Exploring the Tomlin-Varadarajan quantum constraints in $U(1)^3$ loop quantum gravity: solutions and the Minkowski theorem

TL;DR

This paper explicitly solves anomaly-free quantum constraints in a loop quantum gravity model, revealing solutions related to Minkowski's theorem and diffeomorphism invariance, advancing understanding of quantum geometric states.

Contribution

It provides explicit solutions to Tomlin-Varadarajan constraints in a $U(1)^3$ loop quantum gravity model, connecting quantum states to classical polyhedral geometry.

Findings

Identified the subspace where constraints act convergently.

Found the complete set of solutions within this subspace.

Discovered solutions related to Minkowski's theorem and diffeomorphism invariance.

Abstract

We explicitly solved the anomaly-free quantum constraints proposed by Tomlin and Varadarajan for the weak Euclidean model of canonical loop quantum gravity, in a large subspace of the model's kinematic Hilbert space which is the space of the charge network states.
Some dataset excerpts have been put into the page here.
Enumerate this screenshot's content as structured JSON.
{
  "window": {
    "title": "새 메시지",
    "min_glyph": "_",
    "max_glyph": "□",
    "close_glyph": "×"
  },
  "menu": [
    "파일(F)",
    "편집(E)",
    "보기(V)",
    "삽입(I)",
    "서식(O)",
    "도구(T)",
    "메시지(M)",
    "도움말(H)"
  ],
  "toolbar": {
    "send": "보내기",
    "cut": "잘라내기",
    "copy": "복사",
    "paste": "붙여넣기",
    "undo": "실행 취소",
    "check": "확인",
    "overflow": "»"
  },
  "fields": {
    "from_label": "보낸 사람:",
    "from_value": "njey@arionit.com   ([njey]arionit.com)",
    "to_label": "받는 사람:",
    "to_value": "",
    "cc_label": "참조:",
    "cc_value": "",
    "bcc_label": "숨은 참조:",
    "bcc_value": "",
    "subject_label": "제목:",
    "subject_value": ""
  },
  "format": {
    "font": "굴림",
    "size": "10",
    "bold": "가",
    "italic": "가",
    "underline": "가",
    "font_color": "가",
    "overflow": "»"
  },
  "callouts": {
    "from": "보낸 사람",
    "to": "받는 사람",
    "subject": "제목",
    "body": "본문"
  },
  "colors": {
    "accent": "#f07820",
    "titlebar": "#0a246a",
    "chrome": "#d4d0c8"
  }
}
In doing so, we first identified the subspace on which each of the constraints acts convergingly, and then by explicitly evaluating such actions we found the complete set of the solutions in the identified subspace. We showed that the space of solutions consists of two classes of states, with the first class having a property that involves the condition known from the Minkowski theorem on polyhedra, and the second class satisfying a weaker form of the spatial diffeomorphism invariance.